Simulations are a typical object of study in applied mathematics. Some examples are:
- Predicting the weather of tomorrow measuring the weather of today
- Given a sound source (a singer) and the shape of the auditorium, compute what is heard by the listeners
- Assume an X-Ray is attenuated by a bone. How much of the ray intensity is left after the bone?
These problems, which can also be solved by experiments, are direct problems. Often, their modeling involves Differential Equations. Typically, the solution to the problem exists, is unique, and is stable in the sense that small measurement errors will lead to small errors in the result. According to Hadamard, problems with these properties are well-posed.
However, many problems do not fall into this category. Some examples are:
- Given what a listener hears in an auditorium, can you identify the sound source? (Inverse Scattering Problem, in: Kac 1966, Can one hear the shape of a drum?)
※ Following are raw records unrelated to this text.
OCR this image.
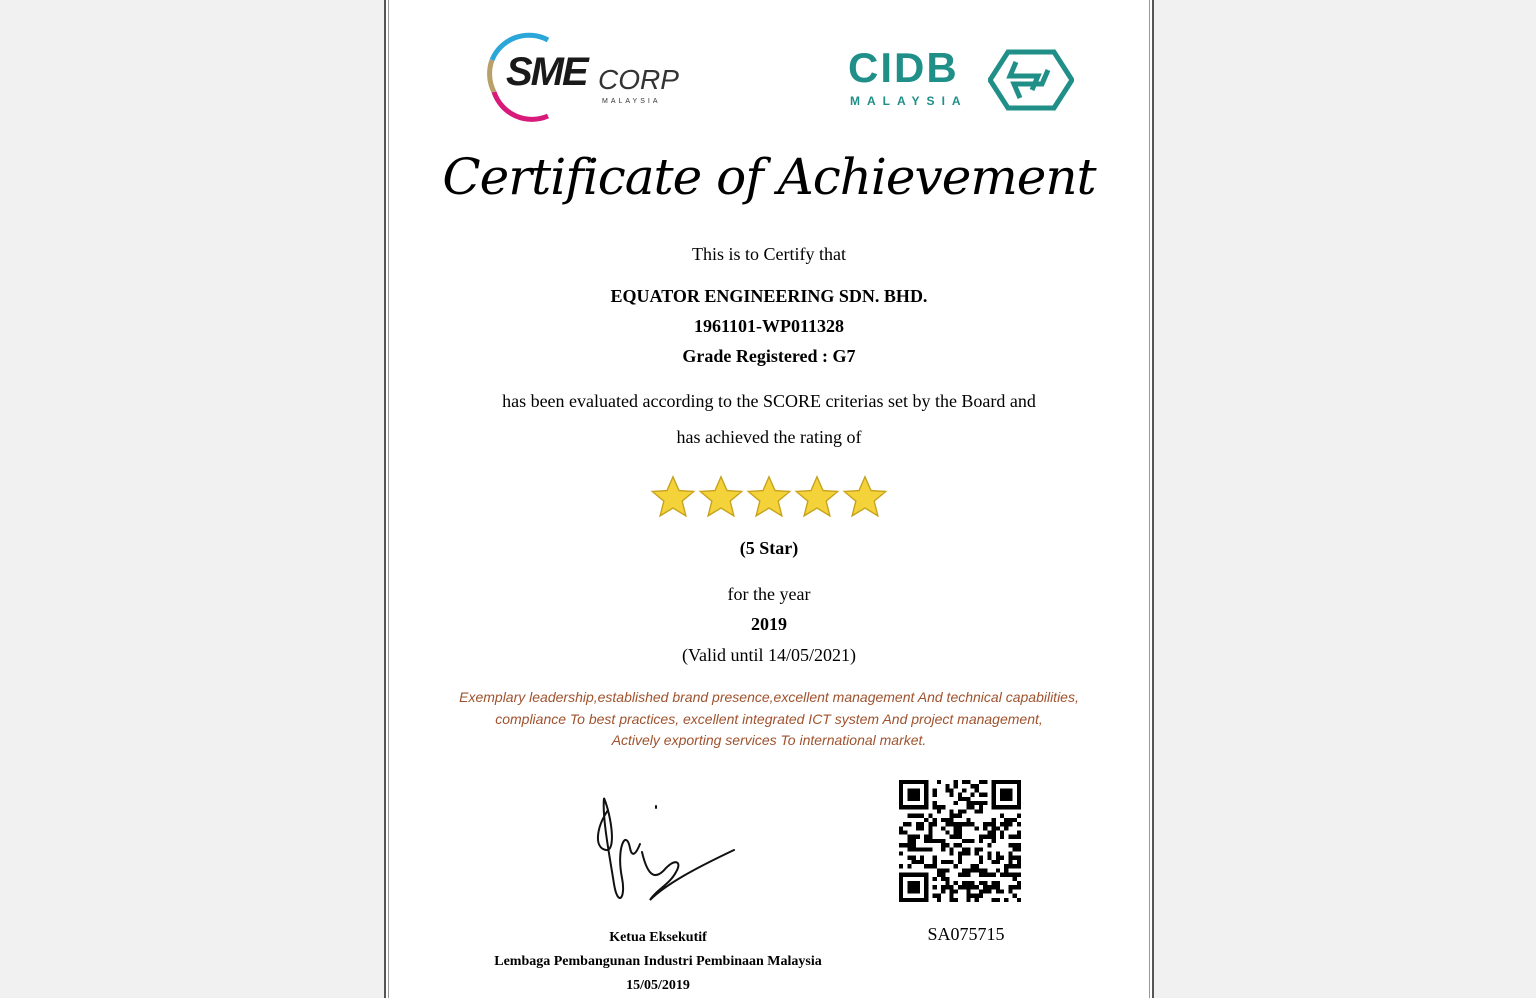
SME CORP
MALAYSIA
CIDB
MALAYSIA
Certificate of Achievement
This is to Certify that
EQUATOR ENGINEERING SDN. BHD.
1961101-WP011328
Grade Registered : G7
has been evaluated according to the SCORE criterias set by the Board and
has achieved the rating of
(5 Star)
for the year
2019
(Valid until 14/05/2021)
Exemplary leadership,established brand presence,excellent management And technical capabilities,
compliance To best practices, excellent integrated ICT system And project management,
Actively exporting services To international market.
Ketua Eksekutif
Lembaga Pembangunan Industri Pembinaan Malaysia
15/05/2019
SA075715
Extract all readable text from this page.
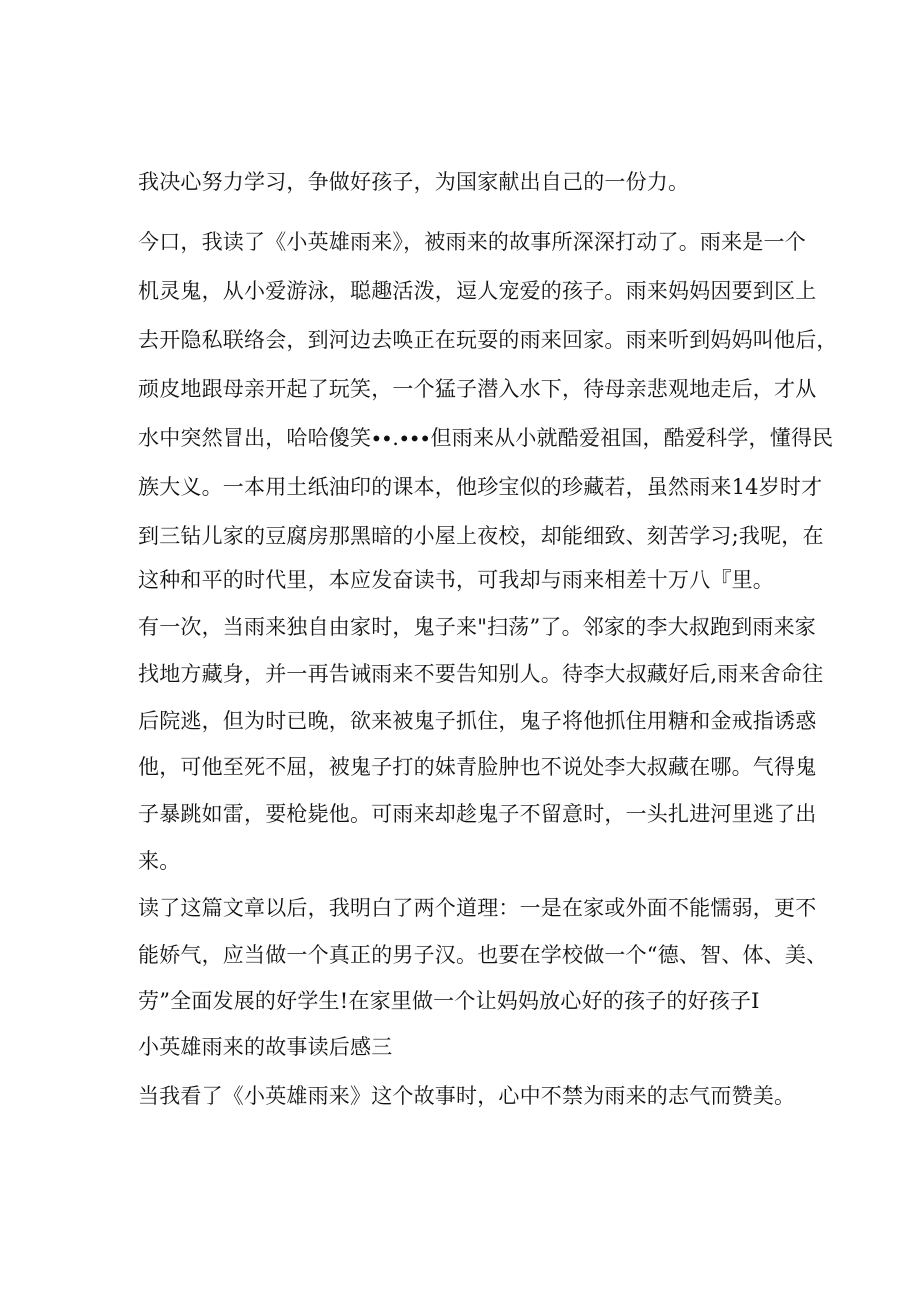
我决心努力学习，争做好孩子，为国家献出自己的一份力。
今口，我读了《小英雄雨来》，被雨来的故事所深深打动了。雨来是一个
机灵鬼，从小爱游泳，聪趣活泼，逗人宠爱的孩子。雨来妈妈因要到区上
去开隐私联络会，到河边去唤正在玩耍的雨来回家。雨来听到妈妈叫他后，
顽皮地跟母亲开起了玩笑，一个猛子潜入水下，待母亲悲观地走后，才从
水中突然冒出，哈哈傻笑∙∙.∙∙∙但雨来从小就酷爱祖国，酷爱科学，懂得民
族大义。一本用土纸油印的课本，他珍宝似的珍藏若，虽然雨来14岁时才
到三钻儿家的豆腐房那黑暗的小屋上夜校，却能细致、刻苦学习;我呢，在
这种和平的时代里，本应发奋读书，可我却与雨来相差十万八『里。
有一次，当雨来独自由家时，鬼子来"扫荡”了。邻家的李大叔跑到雨来家
找地方藏身，并一再告诫雨来不要告知别人。待李大叔藏好后,雨来舍命往
后院逃，但为时已晚，欲来被鬼子抓住，鬼子将他抓住用糖和金戒指诱惑
他，可他至死不屈，被鬼子打的妹青脸肿也不说处李大叔藏在哪。气得鬼
子暴跳如雷，要枪毙他。可雨来却趁鬼子不留意时，一头扎进河里逃了出
来。
读了这篇文章以后，我明白了两个道理：一是在家或外面不能懦弱，更不
能娇气，应当做一个真正的男子汉。也要在学校做一个“德、智、体、美、
劳”全面发展的好学生!在家里做一个让妈妈放心好的孩子的好孩子I
小英雄雨来的故事读后感三
当我看了《小英雄雨来》这个故事时，心中不禁为雨来的志气而赞美。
- Given the amount of ray intensity that is lost when an X-ray travels through the body, can you identify the bone shape inside the body? (computerized tomography)
- Assume you measure resistance on the surface of the body. Can you identify the conductivity inside the body? (impedance tomography)
- Assume you measure an EKG, which more or less measures the electric current that the heart sends out. Can you identify the shape of the heart? (inverse electrocardiography)
- Measuring the weather of today, can you identify the weather of yesterday? (time-reversal)
These problems can not be solved with experiments, but only mathematically. Their name is inverse problems. Typically, they lose all the nice properties above: there is no unique solution, and if it exists, it does not depend on the data in a stable way. Problems with these properties are ill-posed.
We will start off the lecture by examining inverse problems in an analytical way. In the second part, we will use this to look at various problems and compute solution strategies.
While we always have an application in mind, of course, no physical knowledge is needed. However, it will be part of the homeworks to implement and analyze the algorithms we develop, so some programming experience is useful. The examples in the lecture will be given in Python, but all programming languages are acceptable.
Inverse Problems are a field that borrow stuff from many fields. While everything is covered in the lecture, it helps to have a basic understanding of Functional Analysis, PDE and/or stochastics.
I ask that all participants join the Learnweb course even before the lecture starts, so that I can pass on some information, if needed. The course already contains some videos of 2020 with an informal introduction to two inverse problems. The password is RadonTrafo.